Tiral rose from the Tel Ilessi’s throne to the speaker’s lectern.
Aiz could kill him now. Knock him off the dais and use the wind to dash his brains against the earth below. Her body yearned to do it, so much that she’d half lifted her hands before remembering she must first accuse him of his crimes. She could not have him become a martyr.
“Are you with me, Mother Div?”
The cleric seemed to swell beside her. “Always, Aiz.”
Aiz took careful aim and blasted the lectern to pieces. Tiral screamed and scrambled back, cowering, and Aiz landed on the dais, bringing a vicious wind with her, pinning him to the throne he’d stolen.
In the crowds, some cried out, some gasped. Clerics cloaked in gray knelt, praying to Mother Div. She was at Aiz’s side, looking at the Triarchs with interest that bordered on hunger.
“They are powerful,” Div breathed. “Such magic! But their minds are too cruel. They would not make good sacrifices.”
“No,” Aiz murmured, looking from Triarch to Triarch, remembering the last time she was here. Remembering how they treated her like offal.
Aiz raised her voice and called on the wind to carry it to her people.
“I am Aiz bet-Dafra, of Dafra slum,” she said. “I am a child of Kegar and daughter of the evening star. You, Tiral bet-Hiwa, are a traitor to your people and your faith.”
Tiral bared his teeth like a feral dog and tried to rise from the throne where he was so ungracefully pinned. But Aiz held him down, Div’s power pouring into her.
“You have sacrificed countless children and clerics and Snipes to furtheryour warmongering.” Aiz’s voice boomed across the silent crowd. “You have imprisoned innocents in the Tohr and killed them with your own hands. Most foully, you have claimed the mantle of the Holy Tel Ilessi. You have blasphemed against Mother Div and thus do I declare you apostate and transgressor. For this, you deserve death.”
The Triarchs appeared stunned into silence. But Tiral?
Tiral laughed.
“Haven’t you eaten enough dirt, Snipe?” He called up his own wind now and shoved against Aiz, grinning when she held firm. “Are you hungry for more?”
Aiz siphoned more power from Div, pushing against Tiral. But she’d forgotten his strength, and he anticipated her force, spinning to the side so Aiz staggered forward on the dais. He struck her from the back, knocking her to her knees, wrapping a tight noose of wind around her neck.

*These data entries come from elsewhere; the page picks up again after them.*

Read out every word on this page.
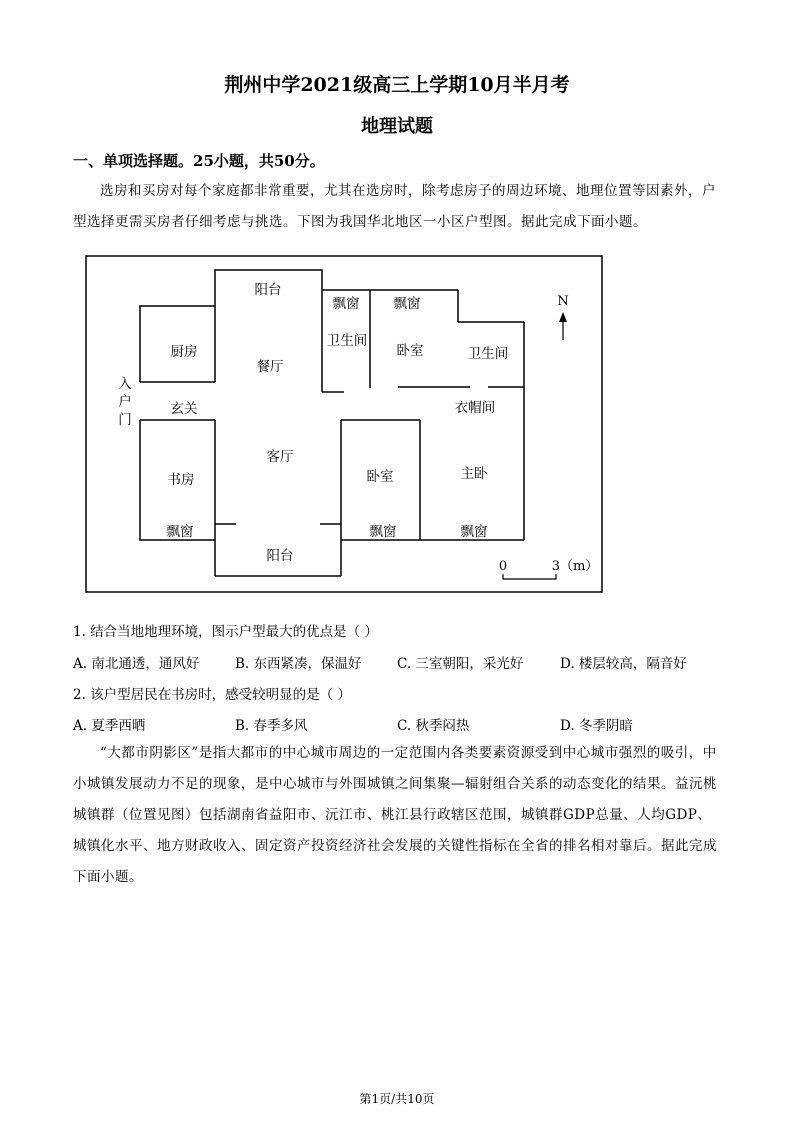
荆州中学2021级高三上学期10月半月考
地理试题
一、单项选择题。25小题，共50分。
选房和买房对每个家庭都非常重要，尤其在选房时，除考虑房子的周边环境、地理位置等因素外，户型选择更需买房者仔细考虑与挑选。下图为我国华北地区一小区户型图。据此完成下面小题。
阳台
飘窗	飘窗
厨房
餐厅
卫生间
卧室	卫生间
玄关	衣帽间
书房
客厅
卧室	主卧
飘窗	飘窗	飘窗
阳台
入户门
N
0	3（m）
1. 结合当地地理环境，图示户型最大的优点是（ ）
A. 南北通透，通风好	B. 东西紧凑，保温好	C. 三室朝阳，采光好	D. 楼层较高，隔音好
2. 该户型居民在书房时，感受较明显的是（ ）
A. 夏季西晒	B. 春季多风	C. 秋季闷热	D. 冬季阴暗
“大都市阴影区”是指大都市的中心城市周边的一定范围内各类要素资源受到中心城市强烈的吸引，中小城镇发展动力不足的现象，是中心城市与外围城镇之间集聚—辐射组合关系的动态变化的结果。益沅桃城镇群（位置见图）包括湖南省益阳市、沅江市、桃江县行政辖区范围，城镇群GDP总量、人均GDP、城镇化水平、地方财政收入、固定资产投资经济社会发展的关键性指标在全省的排名相对靠后。据此完成下面小题。
第1页/共10页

Aiz gritted her teeth and sent a missile of air straight into his forehead. Tiral’s hold loosened and she lurched to her feet.
“Fight harder, Aiz!” Div’s sweetness had soured to impatience so swiftly that she sounded like someone else entirely. “You cannot die, else I will be left with no anchor to this world, a lost spirit.”

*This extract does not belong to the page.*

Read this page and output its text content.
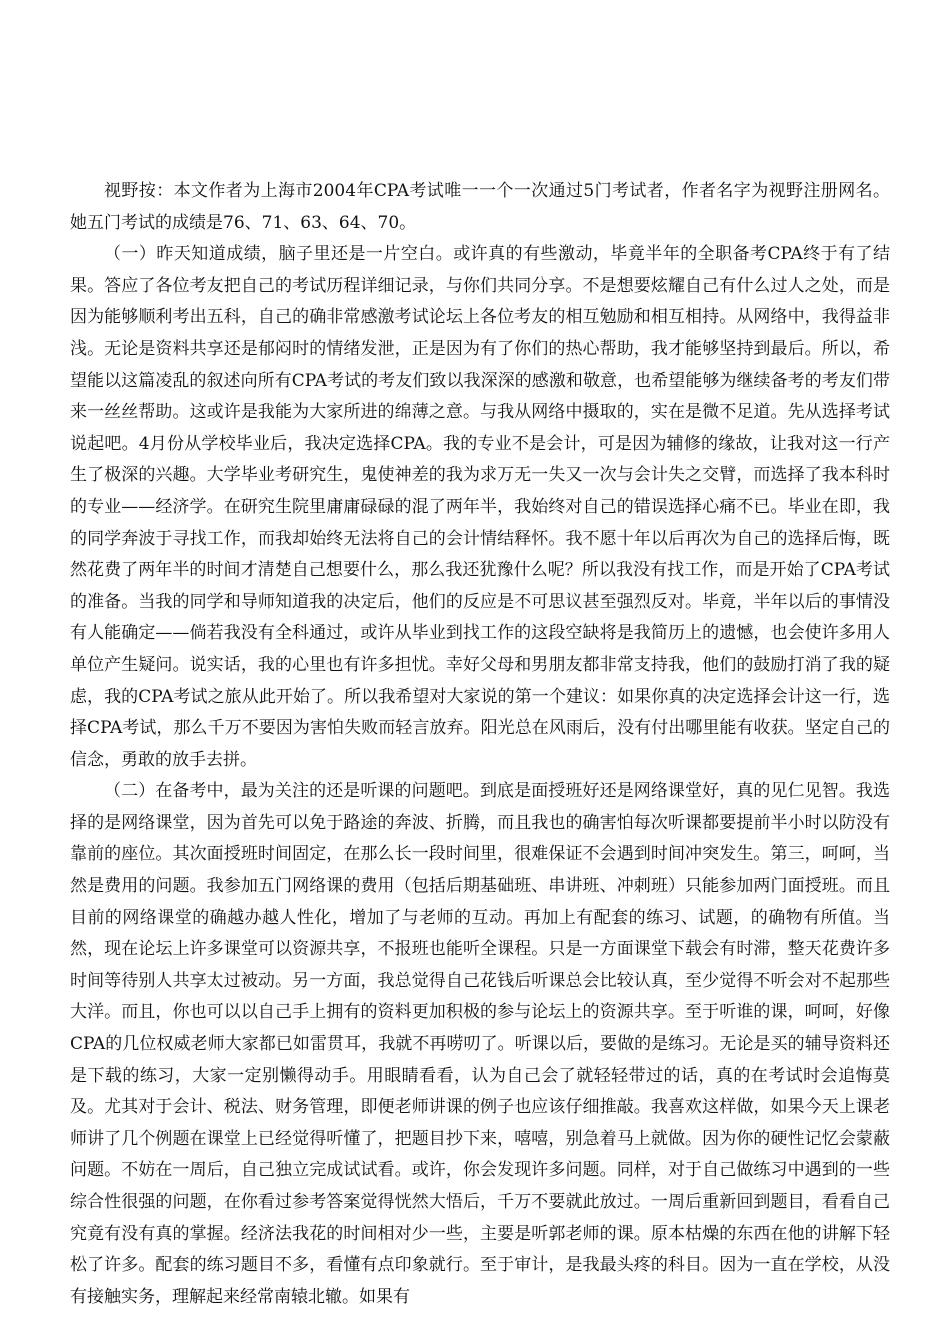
视野按：本文作者为上海市2004年CPA考试唯一一个一次通过5门考试者，作者名字为视野注册网名。她五门考试的成绩是76、71、63、64、70。

（一）昨天知道成绩，脑子里还是一片空白。或许真的有些激动，毕竟半年的全职备考CPA终于有了结果。答应了各位考友把自己的考试历程详细记录，与你们共同分享。不是想要炫耀自己有什么过人之处，而是因为能够顺利考出五科，自己的确非常感激考试论坛上各位考友的相互勉励和相互相持。从网络中，我得益非浅。无论是资料共享还是郁闷时的情绪发泄，正是因为有了你们的热心帮助，我才能够坚持到最后。所以，希望能以这篇凌乱的叙述向所有CPA考试的考友们致以我深深的感激和敬意，也希望能够为继续备考的考友们带来一丝丝帮助。这或许是我能为大家所进的绵薄之意。与我从网络中摄取的，实在是微不足道。先从选择考试说起吧。4月份从学校毕业后，我决定选择CPA。我的专业不是会计，可是因为辅修的缘故，让我对这一行产生了极深的兴趣。大学毕业考研究生，鬼使神差的我为求万无一失又一次与会计失之交臂，而选择了我本科时的专业——经济学。在研究生院里庸庸碌碌的混了两年半，我始终对自己的错误选择心痛不已。毕业在即，我的同学奔波于寻找工作，而我却始终无法将自己的会计情结释怀。我不愿十年以后再次为自己的选择后悔，既然花费了两年半的时间才清楚自己想要什么，那么我还犹豫什么呢？所以我没有找工作，而是开始了CPA考试的准备。当我的同学和导师知道我的决定后，他们的反应是不可思议甚至强烈反对。毕竟，半年以后的事情没有人能确定——倘若我没有全科通过，或许从毕业到找工作的这段空缺将是我简历上的遗憾，也会使许多用人单位产生疑问。说实话，我的心里也有许多担忧。幸好父母和男朋友都非常支持我，他们的鼓励打消了我的疑虑，我的CPA考试之旅从此开始了。所以我希望对大家说的第一个建议：如果你真的决定选择会计这一行，选择CPA考试，那么千万不要因为害怕失败而轻言放弃。阳光总在风雨后，没有付出哪里能有收获。坚定自己的信念，勇敢的放手去拼。

（二）在备考中，最为关注的还是听课的问题吧。到底是面授班好还是网络课堂好，真的见仁见智。我选择的是网络课堂，因为首先可以免于路途的奔波、折腾，而且我也的确害怕每次听课都要提前半小时以防没有靠前的座位。其次面授班时间固定，在那么长一段时间里，很难保证不会遇到时间冲突发生。第三，呵呵，当然是费用的问题。我参加五门网络课的费用（包括后期基础班、串讲班、冲刺班）只能参加两门面授班。而且目前的网络课堂的确越办越人性化，增加了与老师的互动。再加上有配套的练习、试题，的确物有所值。当然，现在论坛上许多课堂可以资源共享，不报班也能听全课程。只是一方面课堂下载会有时滞，整天花费许多时间等待别人共享太过被动。另一方面，我总觉得自己花钱后听课总会比较认真，至少觉得不听会对不起那些大洋。而且，你也可以以自己手上拥有的资料更加积极的参与论坛上的资源共享。至于听谁的课，呵呵，好像CPA的几位权威老师大家都已如雷贯耳，我就不再唠叨了。听课以后，要做的是练习。无论是买的辅导资料还是下载的练习，大家一定别懒得动手。用眼睛看看，认为自己会了就轻轻带过的话，真的在考试时会追悔莫及。尤其对于会计、税法、财务管理，即便老师讲课的例子也应该仔细推敲。我喜欢这样做，如果今天上课老师讲了几个例题在课堂上已经觉得听懂了，把题目抄下来，嘻嘻，别急着马上就做。因为你的硬性记忆会蒙蔽问题。不妨在一周后，自己独立完成试试看。或许，你会发现许多问题。同样，对于自己做练习中遇到的一些综合性很强的问题，在你看过参考答案觉得恍然大悟后，千万不要就此放过。一周后重新回到题目，看看自己究竟有没有真的掌握。经济法我花的时间相对少一些，主要是听郭老师的课。原本枯燥的东西在他的讲解下轻松了许多。配套的练习题目不多，看懂有点印象就行。至于审计，是我最头疼的科目。因为一直在学校，从没有接触实务，理解起来经常南辕北辙。如果有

“More power!” Aiz screamed, for Tiral had compressed the air around Aiz into hot needles, and Aiz struggled to hold them back. Div complied, and Aiz repelled the attack with a shield like the one she’d used to save Quil weeks ago.
She struck out at Tiral with knives of air, hoping to end him quickly. He threw his own shield up, and Aiz fell back, her will flagging, her windsmithing sputtering. How was he able to resist Aiz, even with Div’s power?
“I told you we needed more!” Div said, her implication clear.More children. Kegari children.
“The Triarchs!” Aiz gasped as Tiral flung his own throne at her. “Take them!”
“Their impurity will weaken me! Let me feed and I shall funnel such power into you that you can shred the skin from Tiral’s bones.”
“Not Kegari!” Aiz whimpered. “Not our children.”
“We have no time, girl! Would you rather that they suffer under this tyrant?”
Aiz screamed her defiance and used the last of her strength to roll away from Tiral’s attack, a blast of wind that nearly spun her off the dais. Her nails scraped against the wood as she scrabbled desperately to hold on.
“You cannot withstand another strike,” Div said. “If you wish to win, Aiz, you must let me help you!”
Death was inches away. Seconds. If Aiz offered up the children of Kegar to Holy Div, she would be sacrificing her own people. And if she didn’t, Tiral would remain Tel Ilessi, and Spires only knew what hells he would wreak upon them.
“He’s coming, Aiz,” Mother Div said. “Decide!”